In Audrey Niffenegger's The Time Traveler's Wife, Henry sees his future wife draw a picture and tells her not to sign it because he has seen it unsigned in the future. See signs it. When he returns to the future, he looks for the picture on the wall and it is not there. It has fallen behind the fridge. When he retrieves it, it is unsigned. She had trimmed the signature off because she did not want to risk Henry returning to a future other than the one he remembered. In this novel, there seems to be only a single consistent timeline but the characters want to make sure of that.

My comment would be: in a single consistent timeline, logic dictates that, if the artist were the sort of person who would not have trimmed off the signature, then Henry would have seen her draw the picture and would not have told her not to sign it because he would remember having seen it signed in the future.

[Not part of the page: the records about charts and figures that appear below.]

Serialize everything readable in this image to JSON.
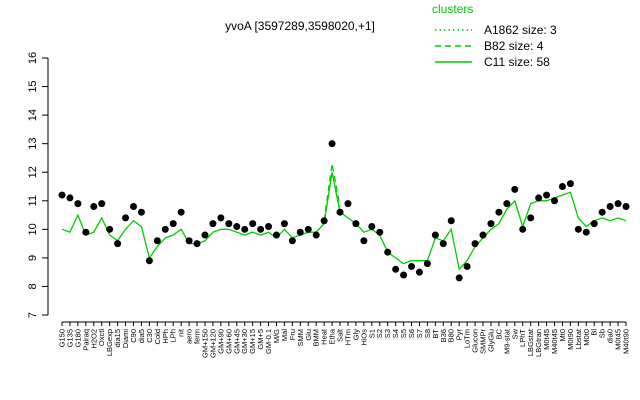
{
  "chart_data": {
    "type": "line",
    "title": "yvoA [3597289,3598020,+1]",
    "legend_title": "clusters",
    "legend_position": "top-right",
    "point_color": "#000000",
    "categories": [
      "G150",
      "G135",
      "G180",
      "Pairaq",
      "H2O2",
      "Oxctl",
      "LBGexp",
      "dia15",
      "Diami",
      "C90",
      "dia5",
      "C30",
      "Cold",
      "HPh",
      "LPh",
      "nit",
      "aero",
      "ferm",
      "GM+150",
      "GM+120",
      "GM+90",
      "GM+60",
      "GM+45",
      "GM+30",
      "GM+15",
      "GM+5",
      "GM-0.1",
      "M/G",
      "Mal",
      "Fru",
      "SMM",
      "Glu",
      "BMM",
      "Heat",
      "Etha",
      "Salt",
      "HTm",
      "Gly",
      "HiOs",
      "S1",
      "S2",
      "S3",
      "S4",
      "S5",
      "S6",
      "S7",
      "S8",
      "BT",
      "B36",
      "B80",
      "Pyr",
      "LoTm",
      "Glucon",
      "SMMPr",
      "GlyGlu",
      "BC",
      "M9-stat",
      "Sw",
      "LPhT",
      "LBGstat",
      "LBGtran",
      "M0t45",
      "M40t45",
      "Mt0",
      "M0t90",
      "Lbstat",
      "M0t0",
      "Bl",
      "Sb",
      "dia0",
      "M0t45",
      "M40t90"
    ],
    "values": [
      11.2,
      11.1,
      10.9,
      9.9,
      10.8,
      10.9,
      10.0,
      9.5,
      10.4,
      10.8,
      10.6,
      8.9,
      9.6,
      10.0,
      10.2,
      10.6,
      9.6,
      9.5,
      9.8,
      10.2,
      10.4,
      10.2,
      10.1,
      10.0,
      10.2,
      10.0,
      10.1,
      9.8,
      10.2,
      9.6,
      9.9,
      10.0,
      9.8,
      10.3,
      13.0,
      10.6,
      10.9,
      10.2,
      9.6,
      10.1,
      9.9,
      9.2,
      8.6,
      8.4,
      8.7,
      8.5,
      8.8,
      9.8,
      9.5,
      10.3,
      8.3,
      8.7,
      9.5,
      9.8,
      10.2,
      10.6,
      10.9,
      11.4,
      10.0,
      10.4,
      11.1,
      11.2,
      11.0,
      11.5,
      11.6,
      10.0,
      9.9,
      10.2,
      10.6,
      10.8,
      10.9,
      10.8
    ],
    "series": [
      {
        "name": "A1862 size: 3",
        "color": "#00cc00",
        "dash": "dotted",
        "values": [
          null,
          null,
          null,
          null,
          null,
          null,
          null,
          null,
          null,
          null,
          null,
          null,
          null,
          null,
          null,
          null,
          null,
          null,
          null,
          null,
          null,
          null,
          null,
          null,
          null,
          null,
          null,
          null,
          null,
          null,
          null,
          null,
          null,
          null,
          null,
          null,
          null,
          null,
          null,
          null,
          null,
          null,
          null,
          null,
          null,
          null,
          null,
          null,
          null,
          null,
          null,
          null,
          null,
          null,
          null,
          null,
          null,
          null,
          null,
          null,
          null,
          null,
          null,
          null,
          null,
          null,
          null,
          null,
          null,
          null,
          null,
          null
        ]
      },
      {
        "name": "B82 size: 4",
        "color": "#00cc00",
        "dash": "dashed",
        "values": [
          null,
          null,
          null,
          null,
          null,
          null,
          null,
          null,
          null,
          null,
          null,
          null,
          null,
          null,
          null,
          null,
          null,
          null,
          null,
          null,
          null,
          null,
          null,
          null,
          null,
          null,
          null,
          null,
          null,
          null,
          null,
          null,
          null,
          10.3,
          12.3,
          10.8,
          null,
          null,
          null,
          null,
          null,
          null,
          null,
          null,
          null,
          null,
          null,
          null,
          null,
          null,
          null,
          null,
          null,
          null,
          null,
          null,
          null,
          null,
          null,
          null,
          null,
          null,
          null,
          null,
          null,
          null,
          null,
          null,
          null,
          null,
          null,
          null
        ]
      },
      {
        "name": "C11 size: 58",
        "color": "#00cc00",
        "dash": "solid",
        "values": [
          10.0,
          9.9,
          10.5,
          9.8,
          9.9,
          10.4,
          9.8,
          9.6,
          10.0,
          10.3,
          10.1,
          9.0,
          9.4,
          9.7,
          9.8,
          10.0,
          9.5,
          9.5,
          9.6,
          9.9,
          10.0,
          10.0,
          9.9,
          9.8,
          9.9,
          9.8,
          9.9,
          9.7,
          10.0,
          9.7,
          9.8,
          9.9,
          9.9,
          10.2,
          12.0,
          10.6,
          10.4,
          10.2,
          9.9,
          10.0,
          9.8,
          9.2,
          9.0,
          8.8,
          8.9,
          8.9,
          8.9,
          9.7,
          9.6,
          10.0,
          8.6,
          8.9,
          9.4,
          9.7,
          10.0,
          10.2,
          10.7,
          11.0,
          10.1,
          10.9,
          11.0,
          11.0,
          11.1,
          11.2,
          11.3,
          10.4,
          10.1,
          10.3,
          10.4,
          10.3,
          10.4,
          10.3
        ]
      }
    ],
    "ylim": [
      7,
      16
    ],
    "yticks": [
      7,
      8,
      9,
      10,
      11,
      12,
      13,
      14,
      15,
      16
    ]
  }
}
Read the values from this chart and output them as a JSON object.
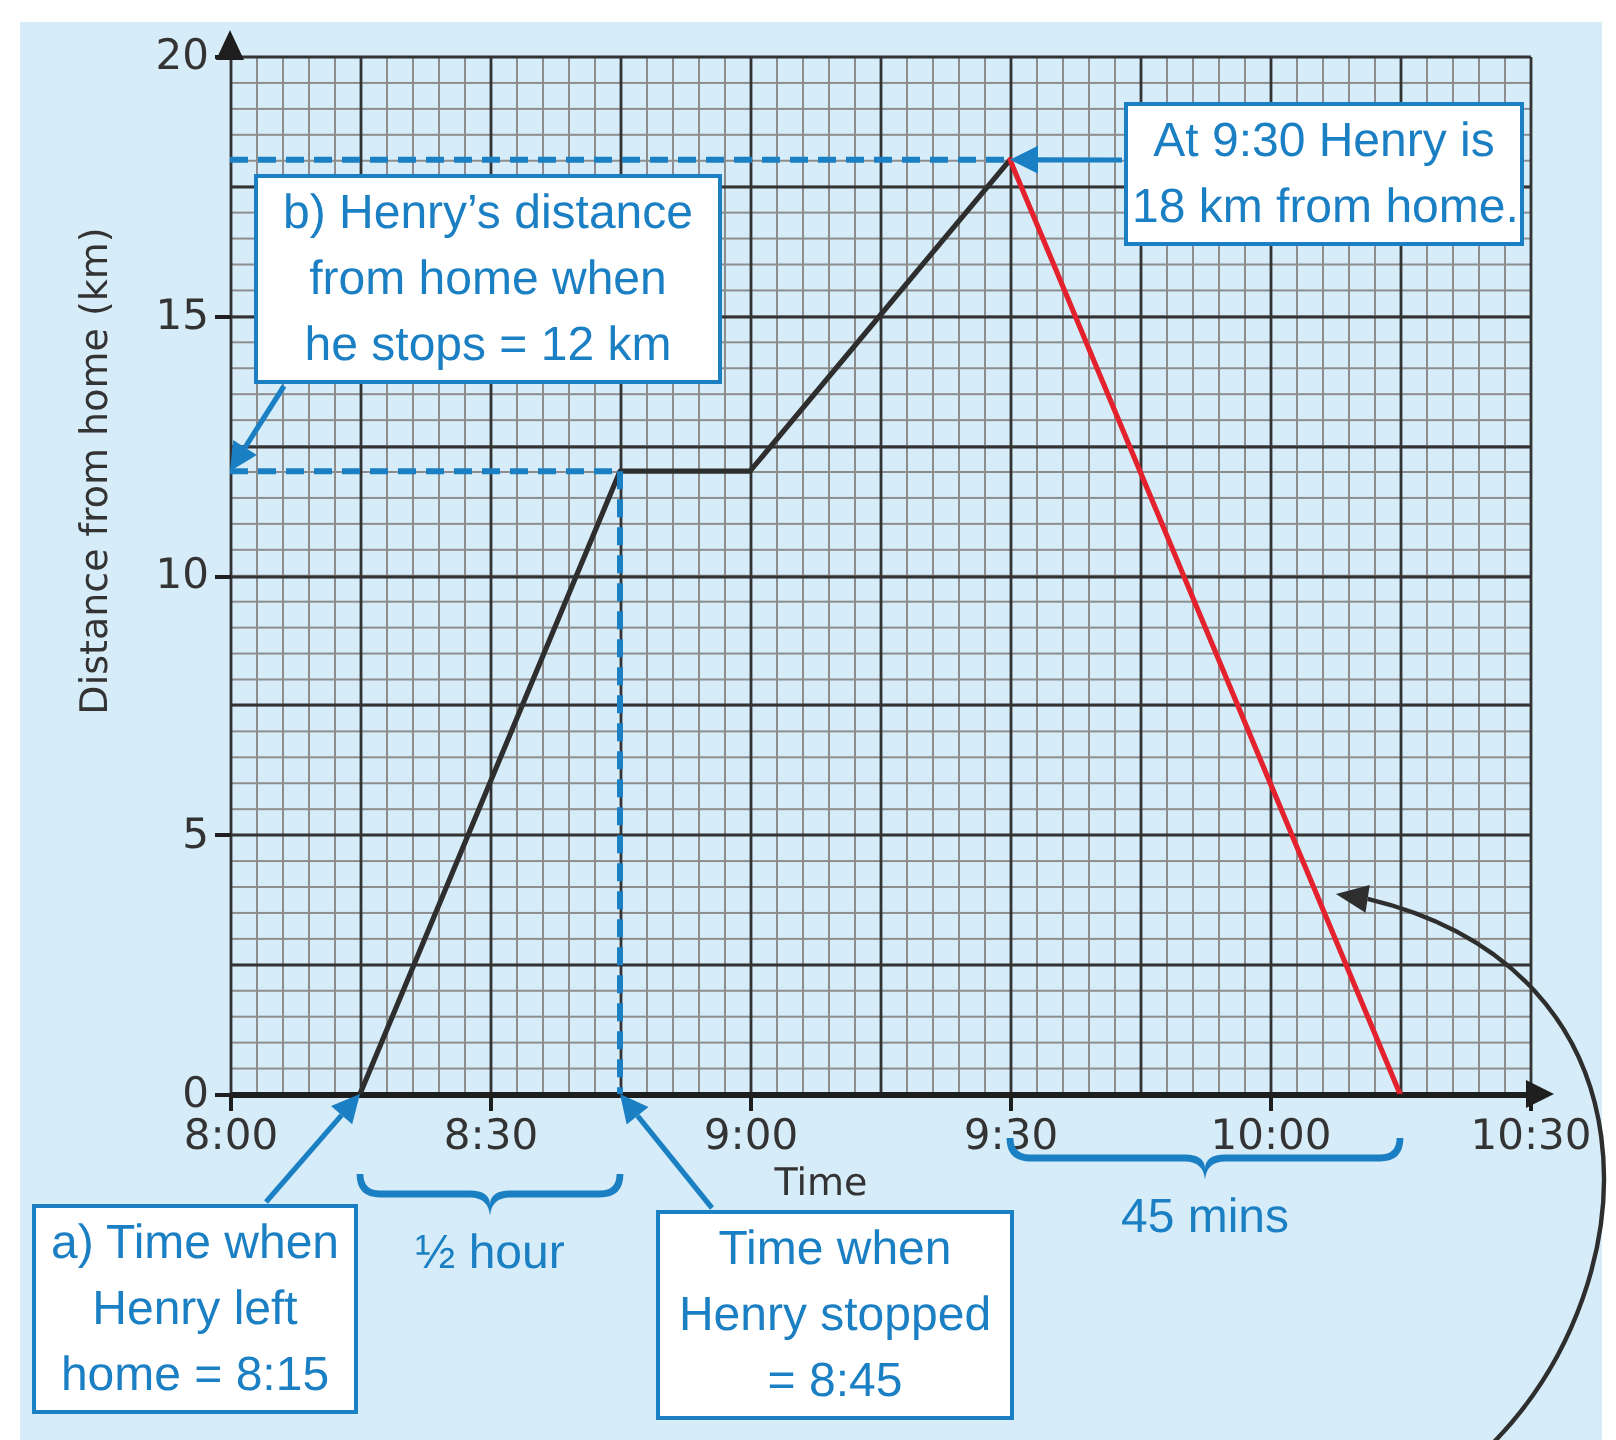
{
  "chart_data": {
    "type": "line",
    "xlabel": "Time",
    "ylabel": "Distance from home (km)",
    "xlim": [
      8,
      10.5
    ],
    "ylim": [
      0,
      20
    ],
    "xticks": [
      {
        "value": 8,
        "label": "8:00"
      },
      {
        "value": 8.25,
        "label": null
      },
      {
        "value": 8.5,
        "label": "8:30"
      },
      {
        "value": 8.75,
        "label": null
      },
      {
        "value": 9,
        "label": "9:00"
      },
      {
        "value": 9.25,
        "label": null
      },
      {
        "value": 9.5,
        "label": "9:30"
      },
      {
        "value": 9.75,
        "label": null
      },
      {
        "value": 10,
        "label": "10:00"
      },
      {
        "value": 10.25,
        "label": null
      },
      {
        "value": 10.5,
        "label": "10:30"
      }
    ],
    "yticks": [
      0,
      {
        "value": 2.5,
        "label": null
      },
      5,
      {
        "value": 7.5,
        "label": null
      },
      10,
      {
        "value": 12.5,
        "label": null
      },
      15,
      {
        "value": 17.5,
        "label": null
      },
      20
    ],
    "grid": true,
    "series": [
      {
        "color": "#2e2e2e",
        "x": [
          8.25,
          8.75,
          9,
          9.5
        ],
        "values": [
          0,
          12,
          12,
          18
        ]
      },
      {
        "color": "#e3222e",
        "x": [
          9.5,
          10.25
        ],
        "values": [
          18,
          0
        ]
      },
      {
        "color": "#1b7fc3",
        "line_style": "dashed",
        "x": [
          8,
          9.5
        ],
        "values": [
          18,
          18
        ]
      },
      {
        "color": "#1b7fc3",
        "line_style": "dashed",
        "x": [
          8,
          8.75
        ],
        "values": [
          12,
          12
        ]
      },
      {
        "color": "#1b7fc3",
        "line_style": "dashed",
        "x": [
          8.75,
          8.75
        ],
        "values": [
          12,
          0
        ]
      }
    ],
    "annotations": [
      {
        "text": "b) Henry’s distance\nfrom home when\nhe stops = 12 km",
        "x": 8,
        "y": 12
      },
      {
        "text": "At 9:30 Henry is\n18 km from home.",
        "x": 9.5,
        "y": 18
      },
      {
        "text": "a) Time when\nHenry left\nhome = 8:15",
        "x": 8.25,
        "y": 0
      },
      "½ hour",
      {
        "text": "Time when\nHenry stopped\n= 8:45",
        "x": 8.75,
        "y": 0
      },
      "45 mins"
    ]
  }
}
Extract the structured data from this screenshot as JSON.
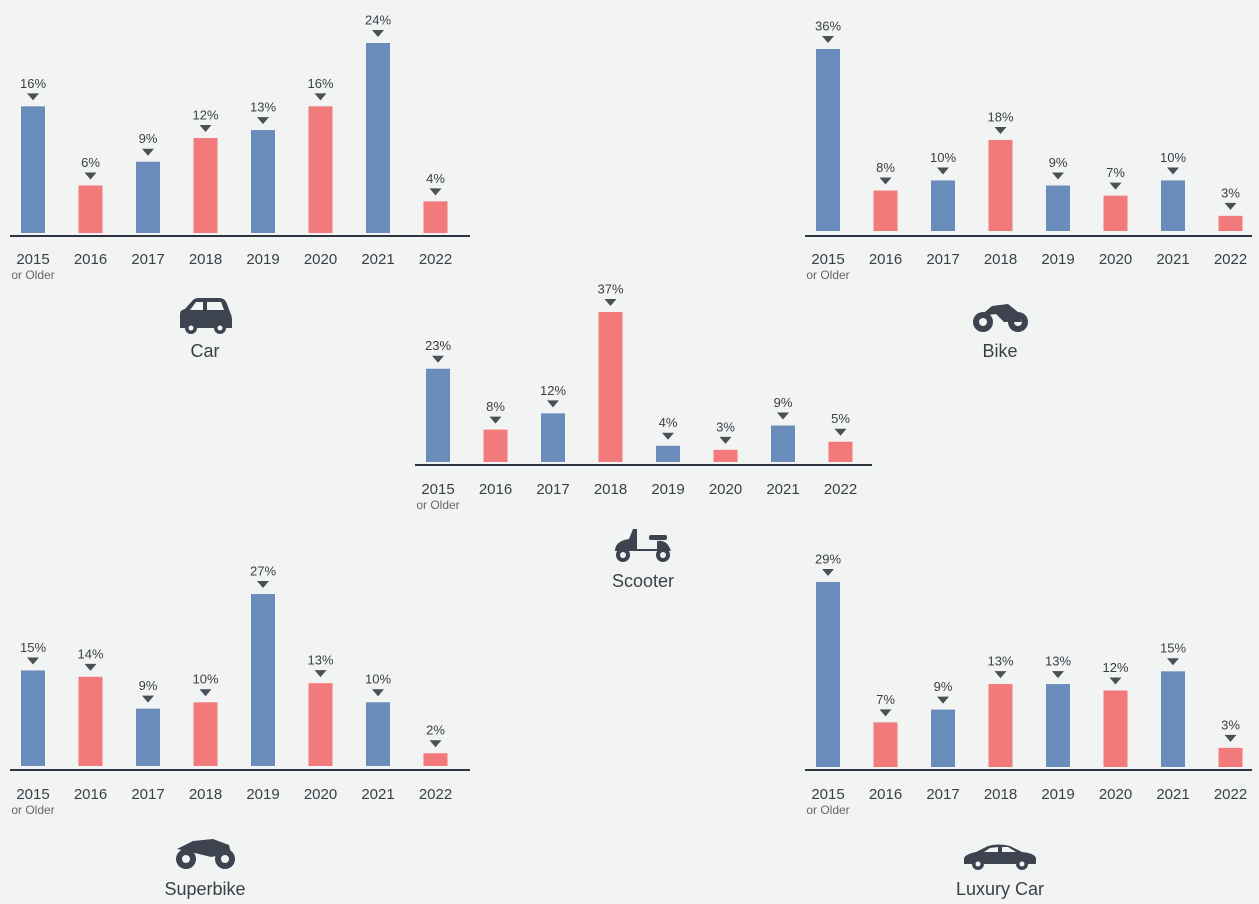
{
  "chart_data": [
    {
      "type": "bar",
      "title": "Car",
      "categories": [
        "2015",
        "2016",
        "2017",
        "2018",
        "2019",
        "2020",
        "2021",
        "2022"
      ],
      "first_category_note": "or Older",
      "values": [
        16,
        6,
        9,
        12,
        13,
        16,
        24,
        4
      ],
      "value_labels": [
        "16%",
        "6%",
        "9%",
        "12%",
        "13%",
        "16%",
        "24%",
        "4%"
      ],
      "colors": [
        "#6a8cbb",
        "#f27a7a"
      ]
    },
    {
      "type": "bar",
      "title": "Bike",
      "categories": [
        "2015",
        "2016",
        "2017",
        "2018",
        "2019",
        "2020",
        "2021",
        "2022"
      ],
      "first_category_note": "or Older",
      "values": [
        36,
        8,
        10,
        18,
        9,
        7,
        10,
        3
      ],
      "value_labels": [
        "36%",
        "8%",
        "10%",
        "18%",
        "9%",
        "7%",
        "10%",
        "3%"
      ],
      "colors": [
        "#6a8cbb",
        "#f27a7a"
      ]
    },
    {
      "type": "bar",
      "title": "Scooter",
      "categories": [
        "2015",
        "2016",
        "2017",
        "2018",
        "2019",
        "2020",
        "2021",
        "2022"
      ],
      "first_category_note": "or Older",
      "values": [
        23,
        8,
        12,
        37,
        4,
        3,
        9,
        5
      ],
      "value_labels": [
        "23%",
        "8%",
        "12%",
        "37%",
        "4%",
        "3%",
        "9%",
        "5%"
      ],
      "colors": [
        "#6a8cbb",
        "#f27a7a"
      ]
    },
    {
      "type": "bar",
      "title": "Superbike",
      "categories": [
        "2015",
        "2016",
        "2017",
        "2018",
        "2019",
        "2020",
        "2021",
        "2022"
      ],
      "first_category_note": "or Older",
      "values": [
        15,
        14,
        9,
        10,
        27,
        13,
        10,
        2
      ],
      "value_labels": [
        "15%",
        "14%",
        "9%",
        "10%",
        "27%",
        "13%",
        "10%",
        "2%"
      ],
      "colors": [
        "#6a8cbb",
        "#f27a7a"
      ]
    },
    {
      "type": "bar",
      "title": "Luxury Car",
      "categories": [
        "2015",
        "2016",
        "2017",
        "2018",
        "2019",
        "2020",
        "2021",
        "2022"
      ],
      "first_category_note": "or Older",
      "values": [
        29,
        7,
        9,
        13,
        13,
        12,
        15,
        3
      ],
      "value_labels": [
        "29%",
        "7%",
        "9%",
        "13%",
        "13%",
        "12%",
        "15%",
        "3%"
      ],
      "colors": [
        "#6a8cbb",
        "#f27a7a"
      ]
    }
  ]
}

This has taken us away from Poul Anderson but it remains relevant to the kind of time travel in his There Will Be Time.

1 comment:

Sean M. Brooks said...

Kaor, Paul!

At least, in THE CORRIDORS OF TIME, THERE WILL BE TIME, and THE DANCER FROM ATLANTIS, I can get some kind of "grip" on the notion. That is, those books use the idea of a single, non-branching timeline. What has been KNOWN to happen in the past cannot be changed or undone by time travelers from the future. The ingenuity shown by Anderson in those books lies in how the characters maneuver around that concept of a single, unchanging time line.

It was much more complicated, of course, in Anderson's Time Patrol stories, based on the idea of mutable, changing, variable timelines.